If you’re feeling a bit down and you can’t quite work out why, it may be because you’ve seen the news recently. The media thrives on negative stories. Media studies show that bad news far outweighs good news by as much as seventeen negative news stories for every one positive news story. Every day, we are inundated with sinister stories and depressing information fed to us by mainstream media. While learning about the dark side of the world can propel us into making positive changes, in most cases sinister stories serve no purpose but to sell papers to the voyeurs and cynics of this world.

I remember feeling resentment towards the New Zealand media earlier this year when they prolonged coverage of the Charleston shooting. I felt tremendously sad and powerless at the time as there was little I could do but feel deep sympathy for the victims. The media coverage went on and on, obsessing over all the details, so that even when I wasn’t reading about the story, I was still thinking about it. I could only imagine that the people of Charleston would have felt twice as upset as me, but also may have been less inclined to leave their house that day.

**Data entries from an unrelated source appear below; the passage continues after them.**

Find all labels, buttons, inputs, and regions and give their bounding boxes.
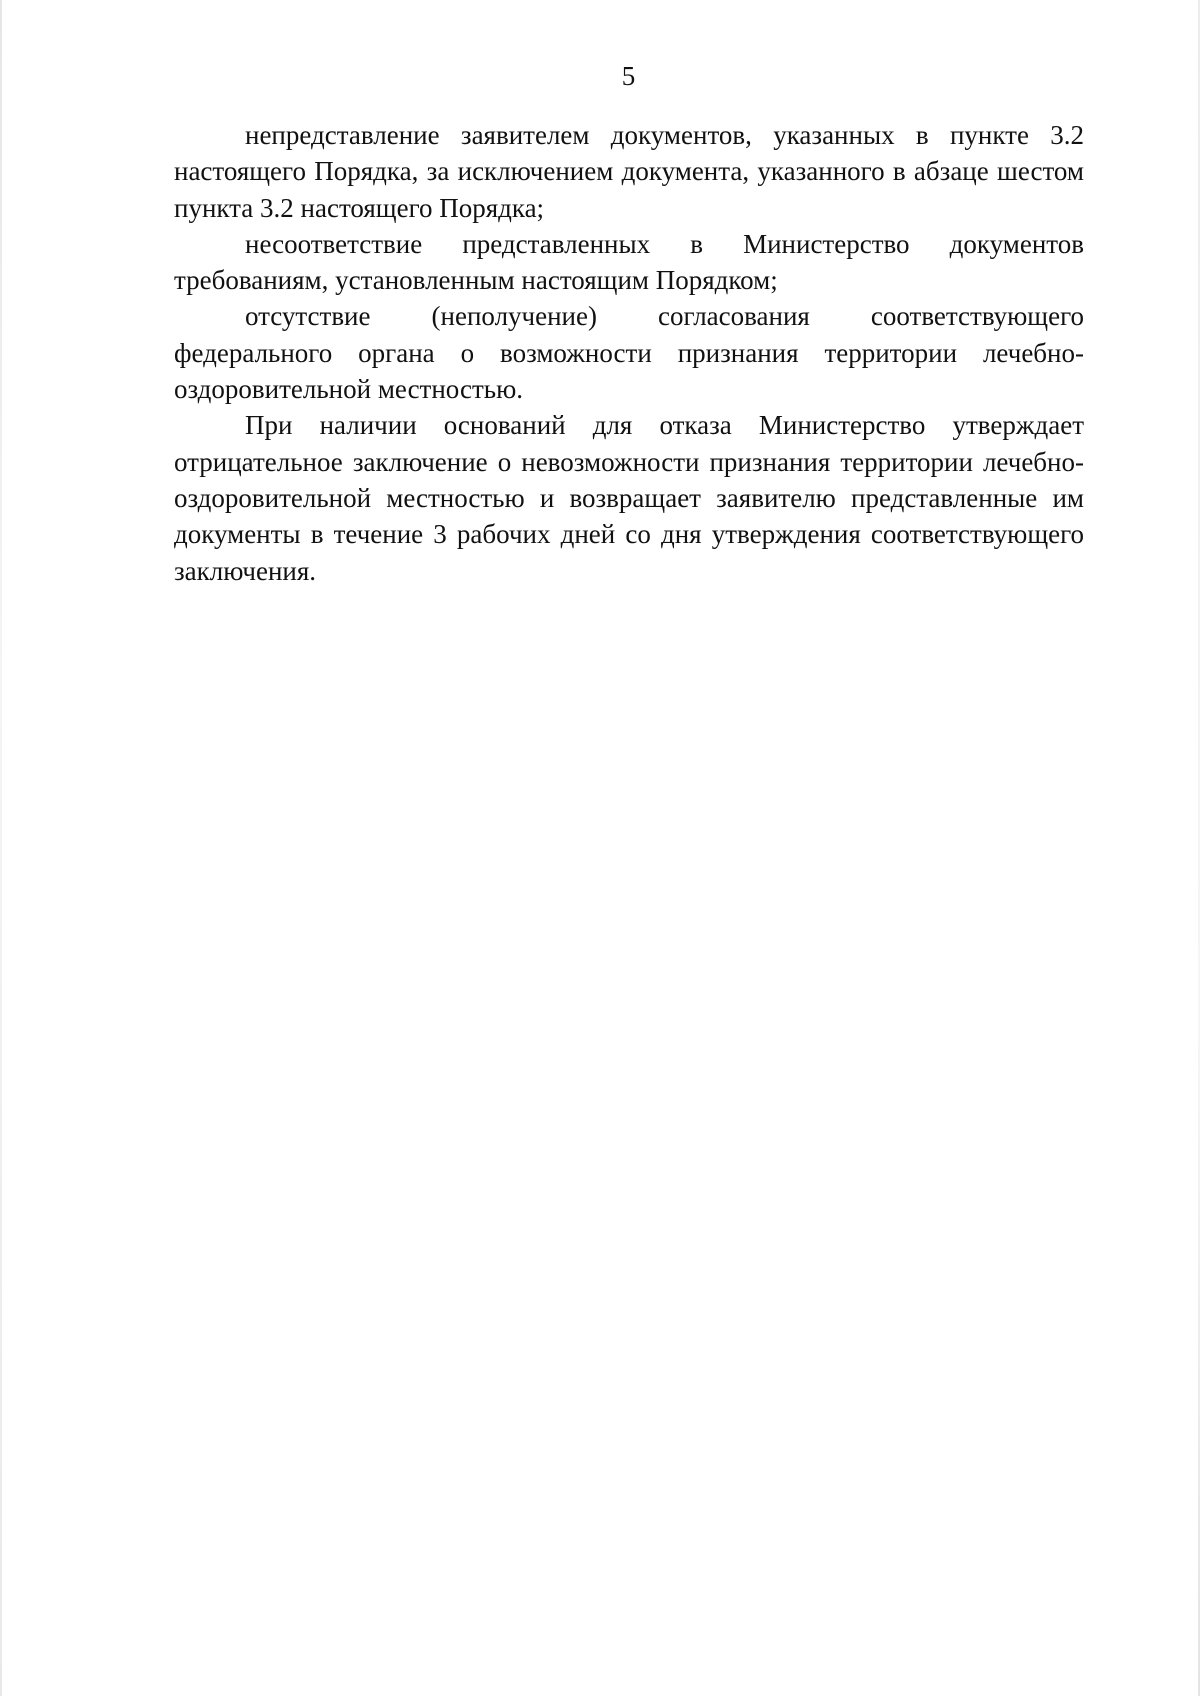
- paragraph-no-approval: [174, 298, 1084, 407]
- paragraph-text: При наличии оснований для отказа Министерство утверждает отрицательное заключение о невозможности признания территории лечебно-оздоровительной местностью и возвращает заявителю представленные им документы в течение 3 рабочих дней со дня утверждения соответствующего заключения.: [174, 410, 1084, 586]
- paragraph-text: несоответствие представленных в Министерство документов требованиям, установленным настоящим Порядком;: [174, 228, 1084, 296]
- paragraph-text: отсутствие (неполучение) согласования соответствующего федерального органа о возможности признания территории лечебно-оздоровительной местностью.: [174, 301, 1084, 405]
- paragraph-non-submission: [174, 117, 1084, 226]
- document-body: [174, 117, 1084, 589]
- scan-edge-left: [0, 0, 2, 1696]
- page-number: 5: [621, 61, 636, 91]
- paragraph-non-compliance: [174, 226, 1084, 299]
- paragraph-refusal-grounds: [174, 407, 1084, 588]
- paragraph-text: непредставление заявителем документов, указанных в пункте 3.2 настоящего Порядка, за исключением документа, указанного в абзаце шестом пункта 3.2 настоящего Порядка;: [174, 120, 1084, 223]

Negative media stories are not just upsetting the public; they’re also harming business. In 2009, economists in the US found a correlation between negative media stories about the recession and consumer spending during the recession. The more fearful people were about the recession, the less inclined they were to go out and spend as usual. There were industries that benefited from the sinister stories such as the drug, sex and gambling industries, but for most businesses, the fearful public spelled bad news. Nothing has really changed.

The New Zealand media seem all too keen to publish a sad or sinister story. With that said, is there an opportunity for businesses to lighten up the mood a little bit when the media have consumers feeling down? Social media is not only a comparatively cheap platform on which to advertise, it is also the best way to constantly connect with consumers. It’s also how media companies engage readers. What I have noticed is that when people see something bad, they will often look for something good to negate those unpleasant feelings. They’re looking for a pick-me-up and that is where the smart business comes in.

Last week I opened my Facebook account and the first post to appear was a video of ISIS, yet again senselessly destroying something sacred and historic. Without clicking on anything, the New Zealand Herald’s video began to play and I was subjected to a couple of seconds of explosions and flames. Needless to say, my mood was immediately dampened, in fact, I felt violated. I scrolled down to the next post and that’s when life improved. A local café had posted a photo of the most decadent chocolate cake I have ever seen. The cake flaunted three layers of rich chocolate with ebony sauce dripping down the front side. Accompanying the photo was an even sweeter headline “Chocolate fixes everything.” I repeated the line in my head and in my moment of sadness, I agreed, chocolate was a fix I could do with. That weekend I visited the café and I ordered the cake that was advertised. It wasn’t nearly as delicious as the Facebook photo suggested, but it didn’t matter, the café had won my money due to their timely on-line post.

Advertising campaigns do not always need to be mesmerizingly clever and original, sometimes strategic placement and good timing will do the trick. Like most things in life, advertising is all about timing. With so many negative stories constantly circulating the Internet, it’s easy to find a good time to advertise your brand and be a contrast to a negative story.

The social media revolution has enabled businesses to reach out to consumers 24/7 and thanks to media sites, there’s a lot of displeasing information constantly crowding the Internet. Perhaps there’s something your business could be doing on-line to help customers forget about all of the negativity?